Motta também negou que Catta Preta seja alvo da empresa de espionagem Kroll, contratada pela CPI para investigar delatores, ex-diretores da Petrobrás e empreiteiros. 

‘Erro formal’. Representantes da oposição na Câmara criticaram  nesta sexta a investida do grupo de Cunha sobre a advogada e argumentaram que o episódio não pode minar a credibilidade da CPI. 

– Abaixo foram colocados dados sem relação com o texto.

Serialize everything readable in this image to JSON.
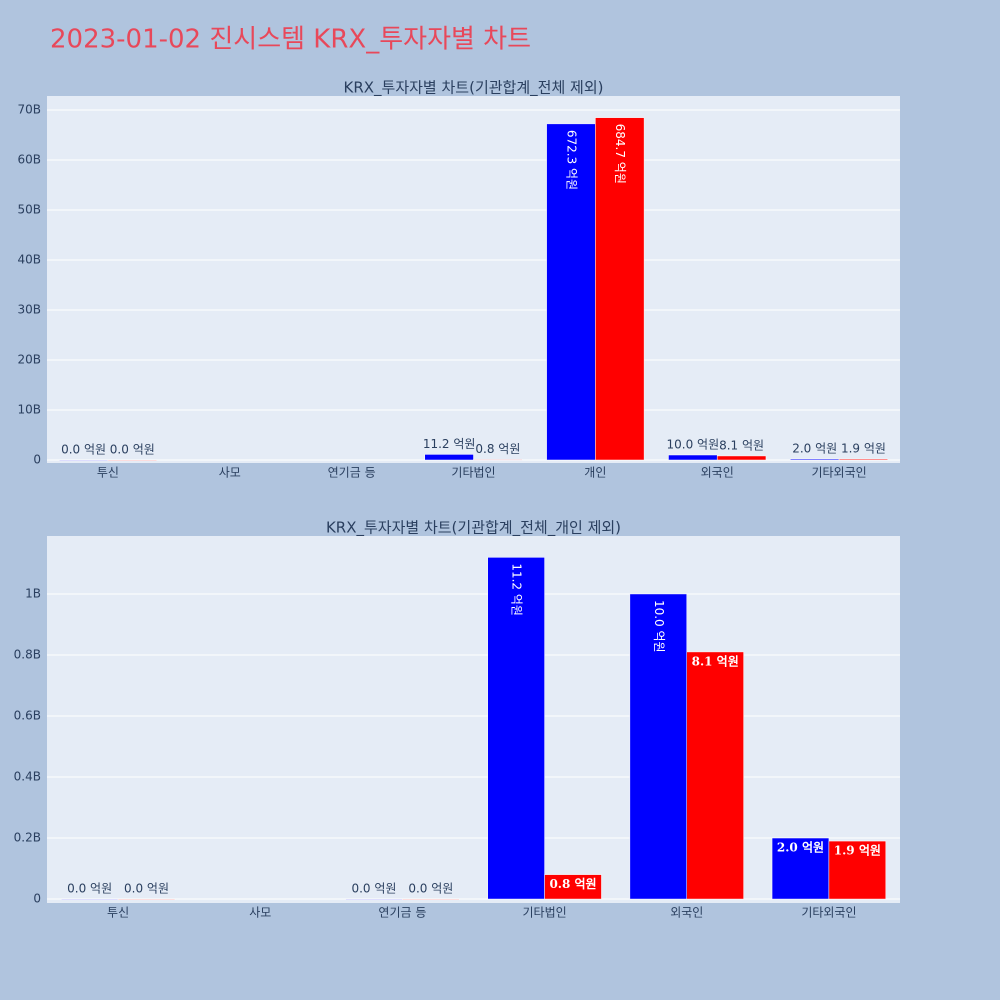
{
  "title": "2023-01-02 진시스템 KRX_투자자별 차트",
  "chart_data": [
    {
      "type": "bar",
      "title": "KRX_투자자별 차트(기관합계_전체 제외)",
      "categories": [
        "투신",
        "사모",
        "연기금 등",
        "기타법인",
        "개인",
        "외국인",
        "기타외국인"
      ],
      "series": [
        {
          "color": "#0000ff",
          "values": [
            0,
            null,
            null,
            1.12,
            67.23,
            1.0,
            0.2
          ],
          "value_labels": [
            "0.0 억원",
            null,
            null,
            "11.2 억원",
            "672.3 억원",
            "10.0 억원",
            "2.0 억원"
          ]
        },
        {
          "color": "#ff0000",
          "values": [
            0,
            null,
            null,
            0.08,
            68.47,
            0.81,
            0.19
          ],
          "value_labels": [
            "0.0 억원",
            null,
            null,
            "0.8 억원",
            "684.7 억원",
            "8.1 억원",
            "1.9 억원"
          ]
        }
      ],
      "ylim": [
        -0.6,
        72.8
      ],
      "yticks": [
        0,
        {
          "value": 10,
          "label": "10B"
        },
        {
          "value": 20,
          "label": "20B"
        },
        {
          "value": 30,
          "label": "30B"
        },
        {
          "value": 40,
          "label": "40B"
        },
        {
          "value": 50,
          "label": "50B"
        },
        {
          "value": 60,
          "label": "60B"
        },
        {
          "value": 70,
          "label": "70B"
        }
      ],
      "grid": true
    },
    {
      "type": "bar",
      "title": "KRX_투자자별 차트(기관합계_전체_개인 제외)",
      "categories": [
        "투신",
        "사모",
        "연기금 등",
        "기타법인",
        "외국인",
        "기타외국인"
      ],
      "series": [
        {
          "color": "#0000ff",
          "values": [
            0,
            null,
            0,
            1.12,
            1.0,
            0.2
          ],
          "value_labels": [
            "0.0 억원",
            null,
            "0.0 억원",
            "11.2 억원",
            "10.0 억원",
            "2.0 억원"
          ]
        },
        {
          "color": "#ff0000",
          "values": [
            0,
            null,
            0,
            0.08,
            0.81,
            0.19
          ],
          "value_labels": [
            "0.0 억원",
            null,
            "0.0 억원",
            "0.8 억원",
            "8.1 억원",
            "1.9 억원"
          ]
        }
      ],
      "ylim": [
        -0.013,
        1.19
      ],
      "yticks": [
        0,
        {
          "value": 0.2,
          "label": "0.2B"
        },
        {
          "value": 0.4,
          "label": "0.4B"
        },
        {
          "value": 0.6,
          "label": "0.6B"
        },
        {
          "value": 0.8,
          "label": "0.8B"
        },
        {
          "value": 1,
          "label": "1B"
        }
      ],
      "grid": true
    }
  ]
}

Para o líder da minoria, deputado Bruno Araújo (PSDB-PE), a convocação de Catta Preta foi um “erro formal”, porque a apuração sobre a origem dos honorários da advogada foge ao propósito da CPI. “Isso não é escopo da CPI”, afirmou o tucano. Araújo defende que a polêmica envolvendo a advogada não desvie o foco da comissão. “O episódio Catta Preta não pode, nem de longe, contaminar os fatos que são sabidos por Curitiba (sede da Operação Lava Jato) ou pela CPI. A comissão não pode perder credibilidade por conta deste episódio. Ele é menor em relação a tudo o que foi apurado”, afirmou.

O Palácio do Planalto, com quem o presidente da Câmara rompeu oficialmente após o depoimento de Júlio Camargo, monitora de perto o caso e acredita que as declarações da advogada minaram ainda mais Cunha, que é investigado na Lava Jato em inquérito que tramita no Supremo Tribunal Federal. No governo, porém, a avaliação é que as declarações não feriram de morte o peemedebista.

“Ela (Catta Preta) foi muito categórica, ela diz que tem prova de tudo. Imagino que cabe à Mesa (Diretora da Câmara dos Deputados) fazer um chamado, uma interpelação judicial, para que ela traga à baila e identifique efetivamente se houve e quem cometeu a ameaça” disse o ministro da Defesa, Jaques Wagner. 

Wagner destacou que ameaça “não é o papel da CPI”. “Ela levantou uma suspeita, e o Parlamento tem que se pronunciar. Senão ela joga dúvidas não só sobre todos os membros da CPI, mas de todo Parlamento.”

Cunha diz não ter ingerência sobre a CPI comandada por seu aliado e não comenta as acusações de Catta Preta. Sua defesa diz que as acusações da advogada não fazem sentido e nega envolvimento do presidente da Câmara no esquema de corrupção.